Genus fields of abelian extensions of congruence rational function fields

TL;DR

This paper constructs genus fields for congruence function fields, correcting previous proofs and providing explicit descriptions for various types of extensions, including Kummer, Artin--Schreier, and cyclic p-extensions.

Contribution

It offers a corrected and extended framework for genus fields in congruence function fields, including explicit constructions for several extension types.

Findings

Corrected proofs of key theorems in genus field theory.

Explicit descriptions of genus fields for Kummer, Artin--Schreier, and cyclic p-extensions.
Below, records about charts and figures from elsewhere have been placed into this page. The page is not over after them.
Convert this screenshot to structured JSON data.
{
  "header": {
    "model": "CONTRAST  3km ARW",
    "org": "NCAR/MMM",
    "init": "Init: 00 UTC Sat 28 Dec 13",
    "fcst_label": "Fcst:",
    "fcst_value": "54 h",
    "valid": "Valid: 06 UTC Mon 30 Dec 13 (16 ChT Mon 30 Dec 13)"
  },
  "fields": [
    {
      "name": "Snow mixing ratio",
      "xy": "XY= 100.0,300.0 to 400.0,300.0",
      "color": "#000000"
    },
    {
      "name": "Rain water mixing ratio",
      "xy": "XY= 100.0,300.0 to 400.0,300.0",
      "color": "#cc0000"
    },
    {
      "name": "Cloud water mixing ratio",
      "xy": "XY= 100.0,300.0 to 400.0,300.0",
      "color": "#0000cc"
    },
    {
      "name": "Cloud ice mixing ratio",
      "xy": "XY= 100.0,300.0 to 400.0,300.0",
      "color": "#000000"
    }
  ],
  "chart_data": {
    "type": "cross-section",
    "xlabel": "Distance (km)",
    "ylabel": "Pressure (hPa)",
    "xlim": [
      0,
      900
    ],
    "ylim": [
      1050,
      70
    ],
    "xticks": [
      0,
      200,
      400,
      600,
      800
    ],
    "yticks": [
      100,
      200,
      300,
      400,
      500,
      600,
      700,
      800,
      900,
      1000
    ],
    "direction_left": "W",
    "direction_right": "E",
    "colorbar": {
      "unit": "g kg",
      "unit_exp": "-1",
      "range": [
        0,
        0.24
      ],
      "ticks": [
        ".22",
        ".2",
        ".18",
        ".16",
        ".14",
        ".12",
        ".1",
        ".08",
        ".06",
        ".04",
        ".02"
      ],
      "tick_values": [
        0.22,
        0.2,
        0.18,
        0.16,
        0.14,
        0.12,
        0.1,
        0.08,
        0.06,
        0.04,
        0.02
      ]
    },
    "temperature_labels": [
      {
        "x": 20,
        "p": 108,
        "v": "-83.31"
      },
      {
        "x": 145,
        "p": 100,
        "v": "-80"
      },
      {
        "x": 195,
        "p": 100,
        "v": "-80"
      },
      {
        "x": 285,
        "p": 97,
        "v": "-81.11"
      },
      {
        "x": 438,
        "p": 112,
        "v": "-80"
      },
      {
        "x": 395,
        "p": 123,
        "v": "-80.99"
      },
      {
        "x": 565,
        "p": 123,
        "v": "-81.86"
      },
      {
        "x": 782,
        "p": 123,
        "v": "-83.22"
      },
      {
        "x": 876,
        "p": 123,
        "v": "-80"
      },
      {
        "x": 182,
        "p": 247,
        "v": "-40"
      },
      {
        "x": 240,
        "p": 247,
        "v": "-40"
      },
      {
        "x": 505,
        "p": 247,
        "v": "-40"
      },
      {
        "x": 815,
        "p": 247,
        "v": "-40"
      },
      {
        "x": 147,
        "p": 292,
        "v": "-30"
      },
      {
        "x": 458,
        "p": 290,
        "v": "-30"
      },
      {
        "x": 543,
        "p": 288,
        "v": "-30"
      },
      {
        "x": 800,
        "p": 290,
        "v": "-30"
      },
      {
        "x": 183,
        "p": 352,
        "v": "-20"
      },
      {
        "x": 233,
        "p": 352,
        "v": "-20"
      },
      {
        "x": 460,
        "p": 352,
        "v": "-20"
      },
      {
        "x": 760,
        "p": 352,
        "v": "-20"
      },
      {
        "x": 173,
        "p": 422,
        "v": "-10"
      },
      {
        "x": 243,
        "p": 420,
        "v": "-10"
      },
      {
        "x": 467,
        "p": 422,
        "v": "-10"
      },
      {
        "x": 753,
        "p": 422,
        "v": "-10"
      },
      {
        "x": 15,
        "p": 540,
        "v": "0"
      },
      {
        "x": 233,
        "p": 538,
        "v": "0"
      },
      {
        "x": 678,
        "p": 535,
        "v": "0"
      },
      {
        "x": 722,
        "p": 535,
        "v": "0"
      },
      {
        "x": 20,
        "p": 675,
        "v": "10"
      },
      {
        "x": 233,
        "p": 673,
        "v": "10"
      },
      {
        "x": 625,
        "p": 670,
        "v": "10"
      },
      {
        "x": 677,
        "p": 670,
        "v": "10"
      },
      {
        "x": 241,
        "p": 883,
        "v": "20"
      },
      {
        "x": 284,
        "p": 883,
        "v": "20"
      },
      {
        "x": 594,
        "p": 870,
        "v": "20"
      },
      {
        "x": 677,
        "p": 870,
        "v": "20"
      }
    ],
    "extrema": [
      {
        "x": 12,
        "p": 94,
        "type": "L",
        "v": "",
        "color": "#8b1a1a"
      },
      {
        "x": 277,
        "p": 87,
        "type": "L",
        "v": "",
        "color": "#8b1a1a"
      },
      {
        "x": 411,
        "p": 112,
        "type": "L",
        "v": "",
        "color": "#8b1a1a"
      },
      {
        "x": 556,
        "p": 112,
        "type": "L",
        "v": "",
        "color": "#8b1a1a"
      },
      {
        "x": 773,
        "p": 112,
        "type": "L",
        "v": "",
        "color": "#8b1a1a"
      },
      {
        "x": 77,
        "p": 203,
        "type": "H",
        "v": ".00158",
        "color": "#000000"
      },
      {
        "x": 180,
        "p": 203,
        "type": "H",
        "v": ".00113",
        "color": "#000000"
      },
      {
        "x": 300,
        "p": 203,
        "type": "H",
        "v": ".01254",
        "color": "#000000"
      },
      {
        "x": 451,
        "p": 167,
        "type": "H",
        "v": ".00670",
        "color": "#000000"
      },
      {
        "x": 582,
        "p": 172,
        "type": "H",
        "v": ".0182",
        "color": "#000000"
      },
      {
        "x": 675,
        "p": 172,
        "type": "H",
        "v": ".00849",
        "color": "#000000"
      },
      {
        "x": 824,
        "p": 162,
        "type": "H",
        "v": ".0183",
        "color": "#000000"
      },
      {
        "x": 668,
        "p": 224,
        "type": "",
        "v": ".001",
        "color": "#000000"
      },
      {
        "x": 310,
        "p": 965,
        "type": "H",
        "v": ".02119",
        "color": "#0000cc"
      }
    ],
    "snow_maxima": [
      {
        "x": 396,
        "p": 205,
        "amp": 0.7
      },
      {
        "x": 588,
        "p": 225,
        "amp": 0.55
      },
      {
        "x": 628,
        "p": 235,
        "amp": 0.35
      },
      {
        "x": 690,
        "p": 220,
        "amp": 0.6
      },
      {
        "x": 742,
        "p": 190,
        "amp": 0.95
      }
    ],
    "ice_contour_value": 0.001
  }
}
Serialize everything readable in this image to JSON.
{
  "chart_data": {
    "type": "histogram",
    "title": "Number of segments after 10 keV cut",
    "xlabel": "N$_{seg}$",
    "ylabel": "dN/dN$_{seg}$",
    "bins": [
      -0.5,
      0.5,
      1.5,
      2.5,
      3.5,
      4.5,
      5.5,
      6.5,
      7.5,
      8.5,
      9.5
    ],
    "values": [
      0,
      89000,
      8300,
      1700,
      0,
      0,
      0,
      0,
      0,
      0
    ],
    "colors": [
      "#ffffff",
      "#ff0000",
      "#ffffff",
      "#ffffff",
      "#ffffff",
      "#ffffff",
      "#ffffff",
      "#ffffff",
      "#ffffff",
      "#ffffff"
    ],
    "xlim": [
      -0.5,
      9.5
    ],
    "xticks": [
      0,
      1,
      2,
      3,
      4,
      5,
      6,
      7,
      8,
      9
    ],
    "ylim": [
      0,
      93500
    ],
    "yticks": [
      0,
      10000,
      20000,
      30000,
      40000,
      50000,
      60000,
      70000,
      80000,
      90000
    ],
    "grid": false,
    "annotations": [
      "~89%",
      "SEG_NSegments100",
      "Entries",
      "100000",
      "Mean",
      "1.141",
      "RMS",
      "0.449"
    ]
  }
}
Application of cyclotomic function field ideas to general cases.

Abstract

In the published version of this paper [Finite Fields and Their Applications {\bf 20} (2013) 40--54], there is an error in the proof of Theorem 4.2 of the paper. Here we correct the error and give the right statments for Theorems 4.2, 4.5 and 5.2 We give a construction of genus fields for congruence function fields. First we consider the cyclotomic function field case following the ideas of Leopoldt and then the general case. As applications we give explicitly the genus fields of Kummer, Artin--Schreier and cyclic $p$--extensions. Kummer extensions were obtained previously by G. Peng and Artin--Schreier extensions were obtained by S. Hu and Y. Li.